Oh Windows, you are thou heartless....No, it really isn't but as a Macadmin who spends most of my time on an OS X boxes mixed in with other Unix/Linux OS, Windows Server can seem strange. Windows Server does have command line options however, they expectation is for Admins to use the GUI to configure services or roles. For those who are interested in the Command Line options take a look at Powershell. This is Microsofts recommendation for interacting with Windows Server via the command line. While on Unix/Linux systems you configure via the terminal. Using the GUI has been a huge shift for me, not to mention just knowing some of the nuisances of Windows Server 2012. Windows have changed and made Server Manager much more powerful than the versions in Windows 2008.
Lucky for me that during the setup of my groups Windows Server, I was simultaneously enrolled in a Windows Server configuration course. The course afforded me an opportunity to gain a better understanding of new features and settings Windows in Server 2012. During the setup, I did have concerns about the setup of the Server. Standard Windows configurations would have admins join a domain, which will apply the necessary settings in order to protect the system. But what do you do if you are not joining it to a domain and letting it be a stand alone server?

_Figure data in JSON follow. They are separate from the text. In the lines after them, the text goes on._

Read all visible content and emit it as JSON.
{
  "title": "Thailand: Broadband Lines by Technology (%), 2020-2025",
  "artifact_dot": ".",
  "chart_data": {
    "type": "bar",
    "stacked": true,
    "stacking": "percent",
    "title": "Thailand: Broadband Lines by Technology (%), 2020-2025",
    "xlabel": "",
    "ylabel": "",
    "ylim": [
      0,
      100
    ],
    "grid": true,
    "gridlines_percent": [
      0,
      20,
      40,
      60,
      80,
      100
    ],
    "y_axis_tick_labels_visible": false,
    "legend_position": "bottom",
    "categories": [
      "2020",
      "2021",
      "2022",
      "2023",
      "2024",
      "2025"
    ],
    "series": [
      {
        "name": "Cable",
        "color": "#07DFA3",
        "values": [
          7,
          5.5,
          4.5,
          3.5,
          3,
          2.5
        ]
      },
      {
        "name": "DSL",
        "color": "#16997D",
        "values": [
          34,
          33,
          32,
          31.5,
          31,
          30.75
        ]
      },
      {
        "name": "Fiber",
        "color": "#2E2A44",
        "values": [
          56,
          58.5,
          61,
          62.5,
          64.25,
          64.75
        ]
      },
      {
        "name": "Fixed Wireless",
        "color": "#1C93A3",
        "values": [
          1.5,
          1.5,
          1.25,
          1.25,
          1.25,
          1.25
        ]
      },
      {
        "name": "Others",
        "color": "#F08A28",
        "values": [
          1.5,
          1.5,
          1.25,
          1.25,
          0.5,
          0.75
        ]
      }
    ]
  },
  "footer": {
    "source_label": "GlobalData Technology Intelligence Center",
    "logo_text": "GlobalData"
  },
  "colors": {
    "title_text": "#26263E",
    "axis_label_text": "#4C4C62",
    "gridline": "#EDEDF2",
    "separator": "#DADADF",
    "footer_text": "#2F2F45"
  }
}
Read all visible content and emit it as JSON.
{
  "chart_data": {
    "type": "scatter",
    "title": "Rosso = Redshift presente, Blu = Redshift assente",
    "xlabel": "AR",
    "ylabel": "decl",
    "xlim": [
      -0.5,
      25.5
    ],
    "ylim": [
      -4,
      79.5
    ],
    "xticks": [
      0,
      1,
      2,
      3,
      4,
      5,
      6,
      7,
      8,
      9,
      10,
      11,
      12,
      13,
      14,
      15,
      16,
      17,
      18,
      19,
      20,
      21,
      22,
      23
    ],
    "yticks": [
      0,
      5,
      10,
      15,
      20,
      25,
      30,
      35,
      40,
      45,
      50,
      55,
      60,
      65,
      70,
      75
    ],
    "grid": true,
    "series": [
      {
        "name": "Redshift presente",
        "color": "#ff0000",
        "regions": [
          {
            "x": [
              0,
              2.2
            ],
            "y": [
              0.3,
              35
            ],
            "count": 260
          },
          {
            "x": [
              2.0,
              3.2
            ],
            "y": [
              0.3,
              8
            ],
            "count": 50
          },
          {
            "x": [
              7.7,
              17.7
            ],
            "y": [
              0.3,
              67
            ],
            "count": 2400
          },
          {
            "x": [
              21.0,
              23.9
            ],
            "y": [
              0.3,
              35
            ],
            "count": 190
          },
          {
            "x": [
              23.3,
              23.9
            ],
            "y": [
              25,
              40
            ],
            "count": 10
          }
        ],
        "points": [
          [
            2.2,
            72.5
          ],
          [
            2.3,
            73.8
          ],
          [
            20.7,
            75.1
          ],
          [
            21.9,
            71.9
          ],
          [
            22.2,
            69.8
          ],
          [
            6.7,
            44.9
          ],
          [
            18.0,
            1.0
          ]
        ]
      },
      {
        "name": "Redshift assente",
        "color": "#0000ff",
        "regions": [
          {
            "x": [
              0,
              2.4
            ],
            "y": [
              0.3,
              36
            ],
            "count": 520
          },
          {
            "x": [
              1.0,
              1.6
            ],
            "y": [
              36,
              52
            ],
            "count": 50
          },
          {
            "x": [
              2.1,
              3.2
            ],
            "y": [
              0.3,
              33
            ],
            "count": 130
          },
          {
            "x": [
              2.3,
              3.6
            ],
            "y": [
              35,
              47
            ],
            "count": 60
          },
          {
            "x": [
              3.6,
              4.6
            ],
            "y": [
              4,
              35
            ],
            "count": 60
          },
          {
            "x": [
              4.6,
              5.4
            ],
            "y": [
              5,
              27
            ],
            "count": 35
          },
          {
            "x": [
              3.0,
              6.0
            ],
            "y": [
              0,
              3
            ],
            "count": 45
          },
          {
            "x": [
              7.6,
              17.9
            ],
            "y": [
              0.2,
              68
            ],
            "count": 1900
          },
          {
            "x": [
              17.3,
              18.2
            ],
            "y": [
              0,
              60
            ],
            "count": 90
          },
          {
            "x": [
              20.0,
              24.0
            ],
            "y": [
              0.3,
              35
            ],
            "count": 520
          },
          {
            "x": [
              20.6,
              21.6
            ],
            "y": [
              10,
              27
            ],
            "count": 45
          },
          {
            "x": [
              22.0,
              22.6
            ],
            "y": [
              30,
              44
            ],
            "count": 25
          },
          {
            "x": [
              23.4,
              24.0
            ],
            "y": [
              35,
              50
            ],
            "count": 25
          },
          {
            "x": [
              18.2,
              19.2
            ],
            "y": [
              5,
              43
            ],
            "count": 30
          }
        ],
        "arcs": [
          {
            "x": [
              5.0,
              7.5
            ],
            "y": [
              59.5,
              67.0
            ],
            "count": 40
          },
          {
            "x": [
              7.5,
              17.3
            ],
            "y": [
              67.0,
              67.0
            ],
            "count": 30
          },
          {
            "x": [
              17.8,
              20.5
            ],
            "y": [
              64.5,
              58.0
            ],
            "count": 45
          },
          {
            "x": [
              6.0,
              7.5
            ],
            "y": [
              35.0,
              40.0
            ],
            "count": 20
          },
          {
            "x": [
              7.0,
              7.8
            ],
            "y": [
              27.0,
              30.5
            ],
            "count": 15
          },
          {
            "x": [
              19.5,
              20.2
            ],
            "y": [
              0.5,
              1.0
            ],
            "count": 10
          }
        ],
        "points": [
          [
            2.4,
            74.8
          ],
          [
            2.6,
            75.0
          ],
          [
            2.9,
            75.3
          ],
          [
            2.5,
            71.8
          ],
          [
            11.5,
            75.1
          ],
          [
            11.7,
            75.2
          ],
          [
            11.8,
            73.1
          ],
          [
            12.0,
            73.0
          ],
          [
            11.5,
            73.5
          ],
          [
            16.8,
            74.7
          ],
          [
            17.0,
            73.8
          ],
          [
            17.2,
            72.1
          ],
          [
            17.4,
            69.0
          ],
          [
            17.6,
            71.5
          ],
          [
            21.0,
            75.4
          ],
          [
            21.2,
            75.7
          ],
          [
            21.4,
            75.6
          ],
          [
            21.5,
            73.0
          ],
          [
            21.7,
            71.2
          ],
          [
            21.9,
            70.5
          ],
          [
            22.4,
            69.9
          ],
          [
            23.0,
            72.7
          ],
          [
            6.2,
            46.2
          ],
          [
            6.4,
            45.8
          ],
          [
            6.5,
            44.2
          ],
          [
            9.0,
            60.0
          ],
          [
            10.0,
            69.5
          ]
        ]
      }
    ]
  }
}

Things that I thought about were:
- Local Security Policy
- Remote Desktop Services
- Windows Firewall
Local Security Policy is loaded with different Windows Settings that need to be changed or left alone. The different categories to think of are:
- Account Policies
- Local Policies
- Windows Firewall with Advanced Security
- Network List Manager Policies
- Public Key Policies
- Software Restriction Policies
- Application Control Policies
- IP Security Policies on Local Computer
- Advanced Audit Policy Configuration
I have yet to find a comprehensive list of suggestive settings but Microsoft does have resources on their TechNet site which help administrators with this topic:
- Administer Security Policy Settings
- How to Configure Security Policy Settings
- Introduction to Windows Firewall with Advanced Security
- Deployment: Windows Firewall and Group Policy
- Overview of IPSec Rules in Windows Firewall With Advanced Security
- Remote Desktop Services Overview
These are just a few resources I used in order to help configure a Windows Server, however, there are many other resources. If someone has a list of best practices for setting up a Windows Server it may be worthwhile to create a document for the masses at large. Not all Macadmins touch or deal with Windows Server on a regular basis, however, if it would be good to have a guide to help navigate the Windows Waters. At times, I still feel lost but it is a matter of knowing my limitations and finding the correct resources to help solve my problem.